According to Bruce Rind MD of the Weston Price Foundation, some of the major contributors of low metabolic energy may be the following:
1. The thyroid gland cannot make enough T4 (hypothyroidism).
2. The adrenal glands are too weak to handle the stress of the body’s normal metabolic energy and force a down-regulation of energy production.
3. The enzymes (cellular machinery) which make ATP may be held back due to chemical interference from toxins, lack of needed ingredients (vitamins or minerals), or breakdown due to auto-immune disease or old viral damage.
4. Imbalance of hormones, such as growth hormone, testosterone, estrogen or progesterone.
5. Severe caloric restriction.
Your thyroid can be thought of as the gland that produces energy, while the adrenals are responsible for handling the load. If one overpowers the other, you can see how this can be problematic. If either gland produces too much of its hormones, this will cause a down regulation of the opposing gland’s hormone production, when really the compensation by the opposing gland may not be the best thing for your energy, overall feelings of health and well-being, and your physical and emotional states. A sudden job loss, death of a friend or family member, any lack of stability or security, a sudden change in diet, supplements or medications, lack of sleep and allergies are all major factors.
Ideally the best thing to do is to avoid the overly stressful things that can throw you out of whack, but life just doesn’t always work that way. Here are some ways to help rebalance your thyroid and the much overlooked adrenals:
* Add relaxation to your life with some Yoga, meditation, Tai Chi and massage.

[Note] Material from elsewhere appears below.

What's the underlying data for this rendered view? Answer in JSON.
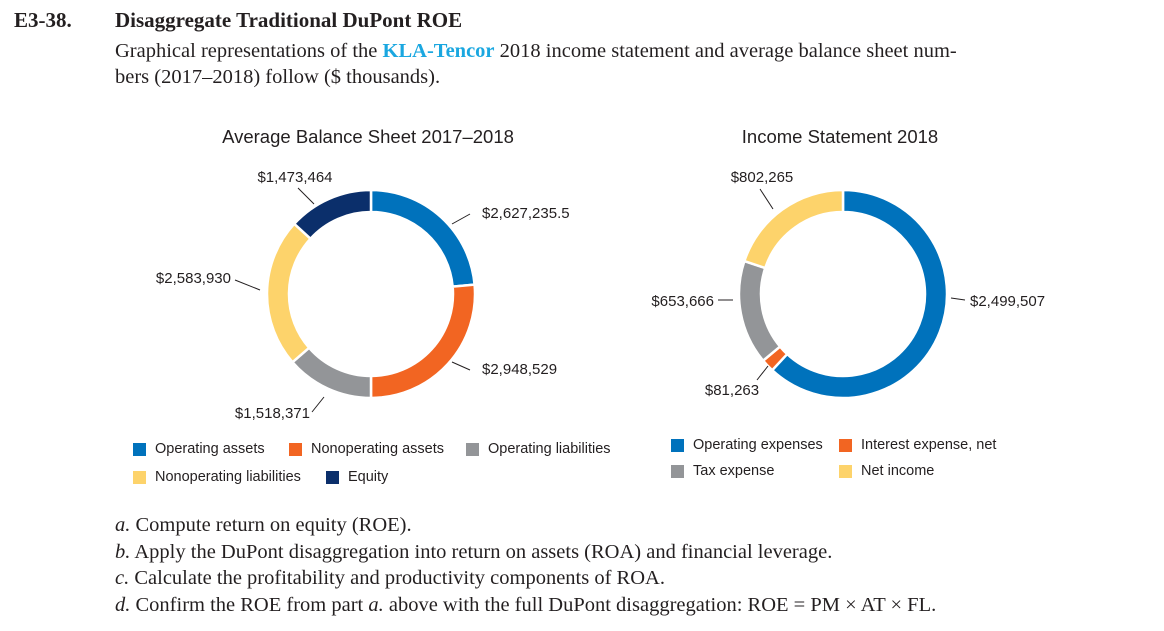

* Avoid situations that will throw your life too much out of balance. Taking chances is great but taking too many can wreak havoc on your life and your stress levels.
* Follow a healthy meal plan consisting of good fats like fish oils, flax, coconut oil and the like while avoiding trans fats and plant fats like canola.
* Eat a diet rich in fresh organic veggies (LOTS) and fruits.
* Avoid common food allergens like wheat and dairy.
* Drink plenty of fresh contaminant-free water.
* Add supplements in gradual doses such as an Omega 3 fish oil, multivitamin/mineral.